The biggest flaw I can see with this riddle, as originally worded, is that there is no mention of whether or not the Guru is telling the truth, and furthermore, no rule about what the other islander’s know about the Guru’s truthfulness.
They are perfect logicians and therefore must understand the possibility that the guru’s statement is either true or false.
So, am I missing something here or was it just not worded well?
As far as I can tell, no one gets to leave the island because no one knows whether the Guru is telling the truth. It does say at the end that the answer does not rely on anyone lying, but it doesn’t say that the solution relies on the Guru telling the truth either.
I guess I am just nitpicking. Neat riddle though and the explanation and understanding of the solution is so much fun!
For N>2, the guru isn’t providing the information that there is at least one blue-eye on the island, because all of the islanders already have that information.
As far as I can tell the Guru is simply saying “okay people with blue eyes: start counting the nights as from tonight” otherwise they wouldn’t know when to start counting from. Is that right? Otherwise I totally understand the solution.

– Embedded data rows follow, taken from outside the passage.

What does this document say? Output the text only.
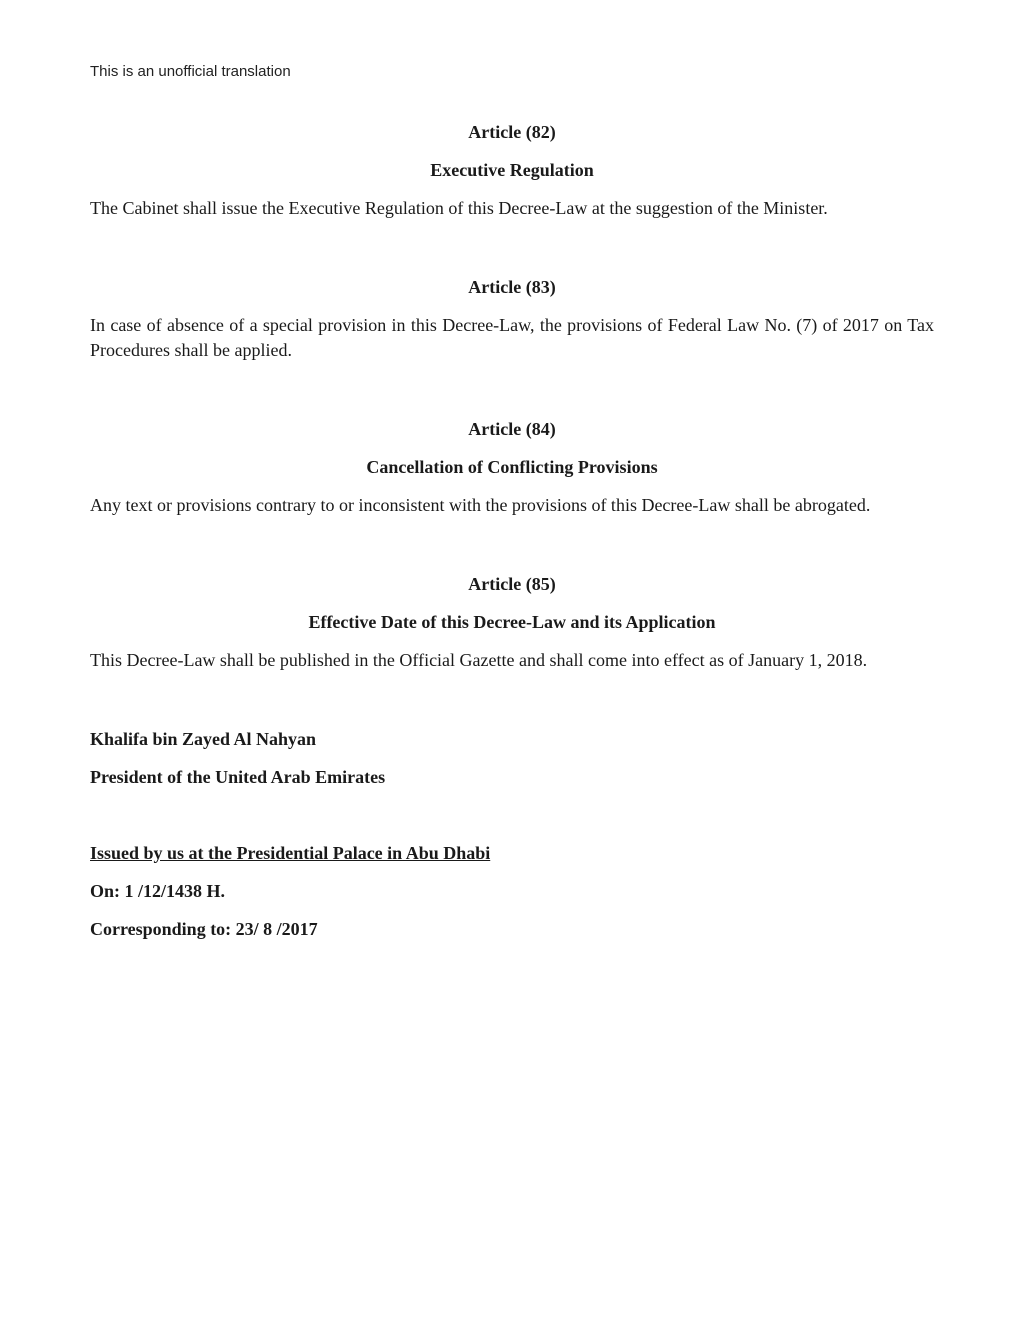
This is an unofficial translation

Article (82)

Executive Regulation

The Cabinet shall issue the Executive Regulation of this Decree-Law at the suggestion of the Minister.

Article (83)

In case of absence of a special provision in this Decree-Law, the provisions of Federal Law No. (7) of 2017 on Tax Procedures shall be applied.

Article (84)

Cancellation of Conflicting Provisions

Any text or provisions contrary to or inconsistent with the provisions of this Decree-Law shall be abrogated.

Article (85)

Effective Date of this Decree-Law and its Application

This Decree-Law shall be published in the Official Gazette and shall come into effect as of January 1, 2018.

Khalifa bin Zayed Al Nahyan

President of the United Arab Emirates

Issued by us at the Presidential Palace in Abu Dhabi

On: 1 /12/1438 H.

Corresponding to: 23/ 8 /2017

No. That has nothing to do with it. The point is that “0000…000” is no longer an option for the highest-level thought chain. Before the announcement, it’s present as an option, as I detailed a few posts ago.
True. The actual information he’s providing (even with N<=2) is that “Now everyone knows that everyone knows that…everyone knows there is a blue islander.” That’s the true catalyst.
Let me try saying in somewhat different words what others (particularly Chessic Sense) have already said: Before the Guru speaks, each islander believes that it is possible that another islander believes it is possible that another islander believes … [iterated an appropriate number of times] that nobody on the island has blue eyes. As long as this belief is out there, the induction can’t start. After the Guru speaks this belief is no longer possible because now everyone knows that everyone knows [to any level you want] that at least one islander has blue eyes. This is what starts the clock on the induction.
For N > 1, even.
You are correct; as worded, the problem implicitly assumes that it is common knowledge that the Guru speaks only truth.
On the one hand, I would say you are nitpicking here. On the other hand, there are other, quite similar problems, where I would say this exact kind of nitpickery is terribly important. So maybe I shouldn’t call it nitpickery at all.